Arabinofuranosyltransferase assays using synthetic arabinosyl acceptors. (A) TLC autoradiographs of the products of the reactions using mc²155/pJAM2 (CTL) and mc²155/pJAMRv0236c (OE) cell-free extracts as enzyme sources, p[¹⁴C]Rpp as the donor substrate and different synthetic arabinofuranosyl acceptors. The lower minor product formed in the reaction utilizing a linear Ara₅ acceptor is likely to result from the activity of a β-1,2 AraT, consistent with previous studies using mycobacterial extracts and short linear Araf acceptors (Birch et al. 2008). The synthesis of this product is not affected by the overexpression of aftD. (B) The same assays using linear Ara₅ acceptor were run in the presence of 0.1 mg/mL ethambutol (EMB).
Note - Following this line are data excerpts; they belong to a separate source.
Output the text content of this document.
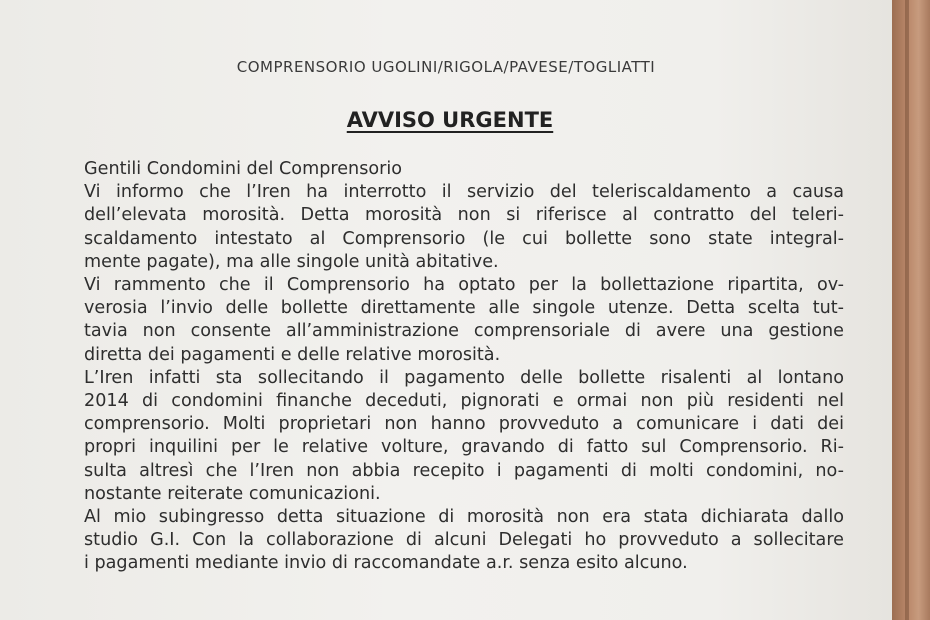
COMPRENSORIO UGOLINI/RIGOLA/PAVESE/TOGLIATTI
AVVISO URGENTE
Gentili Condomini del Comprensorio
Vi informo che l’Iren ha interrotto il servizio del teleriscaldamento a causa
dell’elevata morosità. Detta morosità non si riferisce al contratto del teleri-
scaldamento intestato al Comprensorio (le cui bollette sono state integral-
mente pagate), ma alle singole unità abitative.
Vi rammento che il Comprensorio ha optato per la bollettazione ripartita, ov-
verosia l’invio delle bollette direttamente alle singole utenze. Detta scelta tut-
tavia non consente all’amministrazione comprensoriale di avere una gestione
diretta dei pagamenti e delle relative morosità.
L’Iren infatti sta sollecitando il pagamento delle bollette risalenti al lontano
2014 di condomini finanche deceduti, pignorati e ormai non più residenti nel
comprensorio. Molti proprietari non hanno provveduto a comunicare i dati dei
propri inquilini per le relative volture, gravando di fatto sul Comprensorio. Ri-
sulta altresì che l’Iren non abbia recepito i pagamenti di molti condomini, no-
nostante reiterate comunicazioni.
Al mio subingresso detta situazione di morosità non era stata dichiarata dallo
studio G.I. Con la collaborazione di alcuni Delegati ho provveduto a sollecitare
i pagamenti mediante invio di raccomandate a.r. senza esito alcuno.
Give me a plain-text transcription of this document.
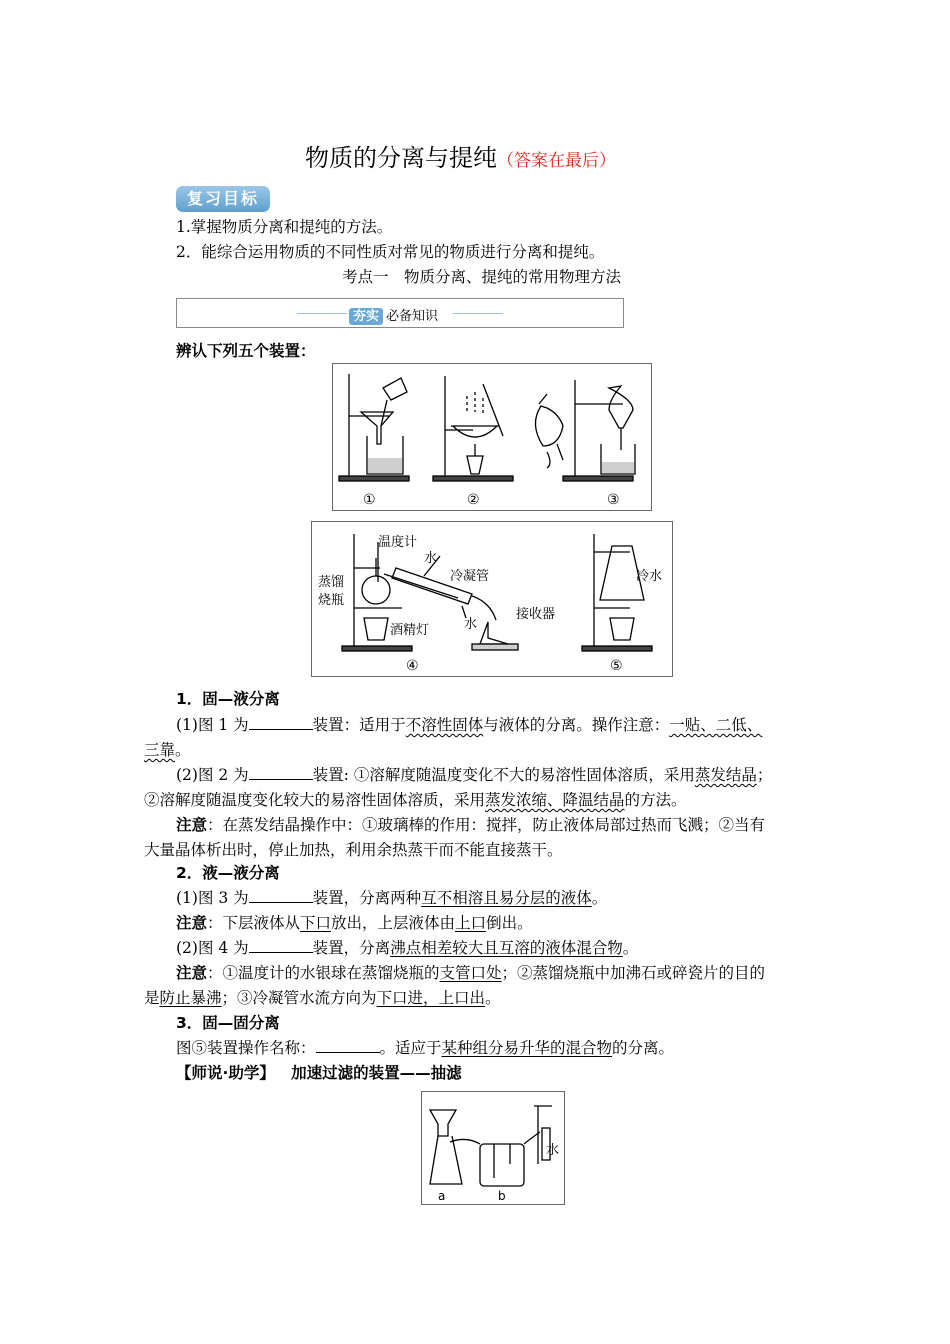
物质的分离与提纯（答案在最后）
复习目标
1.掌握物质分离和提纯的方法。
2．能综合运用物质的不同性质对常见的物质进行分离和提纯。
考点一　物质分离、提纯的常用物理方法
夯实 必备知识
辨认下列五个装置：
①	②	③
温度计
水
冷凝管
蒸馏
烧瓶
酒精灯	水
接收器
冷水
④	⑤
1．固—液分离
(1)图 1 为	装置：适用于不溶性固体与液体的分离。操作注意：一贴、二低、
三靠。
(2)图 2 为	装置: ①溶解度随温度变化不大的易溶性固体溶质，采用蒸发结晶；
②溶解度随温度变化较大的易溶性固体溶质，采用蒸发浓缩、降温结晶的方法。
注意：在蒸发结晶操作中：①玻璃棒的作用：搅拌，防止液体局部过热而飞溅；②当有
大量晶体析出时，停止加热，利用余热蒸干而不能直接蒸干。
2．液—液分离
(1)图 3 为	装置，分离两种互不相溶且易分层的液体。
注意：下层液体从下口放出，上层液体由上口倒出。
(2)图 4 为	装置，分离沸点相差较大且互溶的液体混合物。
注意：①温度计的水银球在蒸馏烧瓶的支管口处；②蒸馏烧瓶中加沸石或碎瓷片的目的
是防止暴沸；③冷凝管水流方向为下口进，上口出。
3．固—固分离
图⑤装置操作名称：	。适应于某种组分易升华的混合物的分离。
【师说·助学】 加速过滤的装置——抽滤
a	b
水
Samples were prepared and analyzed as described under Material and methods. Twenty percent of each reaction was loaded onto the TLC plate. The products of the reactions were identified by co-migration with synthetic arabinofuranosyl standards (italicized). The presence of different aglycon moieties (pentenyl or octyl) on the synthetic acceptors accounts for the similar Rf of the radiolabeled Ara₅ and Ara₆ products on the TLC plate. (C) GC/MS analysis of the Ara₆ product of the reaction. The per-O-methylated purified product was hydrolyzed with 2 M TFA, reduced, per-O-acetylated, and analyzed as described under Material and methods. (D) Assays using WT mc²155 (WT) and SCO1 cell-free extracts, p[¹⁴C]Rpp as the donor substrate and linear synthetic Ara₅ as the acceptor substrate.

Fig. 7

Morphology of the aftD single crossover strain of M. smegmatis. (A) Colony morphology of WT M. smegmatis mc²155 and the aftD single crossover strain SCO1 on LB agar plates at 30°C. (B and C) Scanning electron micrographs of the same strains cultured in 7H9-ADC-Tween 80 broth at 30 (B) or 37°C (C).

Fig. 8

RT-PCR analysis of the expression of aftD and adjacent genes in M. smegmatis mc²155 and the aftD single crossover strain SCO1. (A) Schematic representation of the aftD genomic region in the single crossover strain SCO1. The thin line symbolizes the body of the integrated plasmid, pPR27MSMEG_0359KX, and is not represented to scale. The lengths of the intergenic regions are indicated. (B) RT-PCR analysis of the sigA, MSMEG_0358, aftD, and MSMEG_0360 transcripts in WT M. smegmatis mc²155 and the aftD single crossover strain SCO1. One quarter of the RT-PCR reactions were analyzed on 1% agarose gels.

Fig. 9

Analysis of the extractable lipids and cell wall-bound mycolates from M. smegmatis mc²155 and the aftD single crossover strain SCO1. (A) Equal amounts of total cellular lipids from WT M. smegmatis mc²155 and the aftD single crossover strain SCO1 were analyzed by TLC developed in the solvent system chloroform/methanol/water (20:4:0.5). (B) Fatty acid methyl esters (FAMEs) and mycolic acid methyl esters (MAMEs) prepared from the same amount of WT and SCO1 extractable lipids and (C) cell wall-bound MAMEs prepared from the same amount of WT and SCO1 cells were analyzed by TLC developed thrice in the solvent system n-hexane/ethyl acetate (95:5). TLC plates were revealed by spraying with cupric sulfate (10% in a 8% phosphoric acid solution) and heating. Analyses reveal an increase in the MAME content of the extractable lipids from strain SCO1 (B) consistent with the greater quantities of TDM recovered from this strain (A).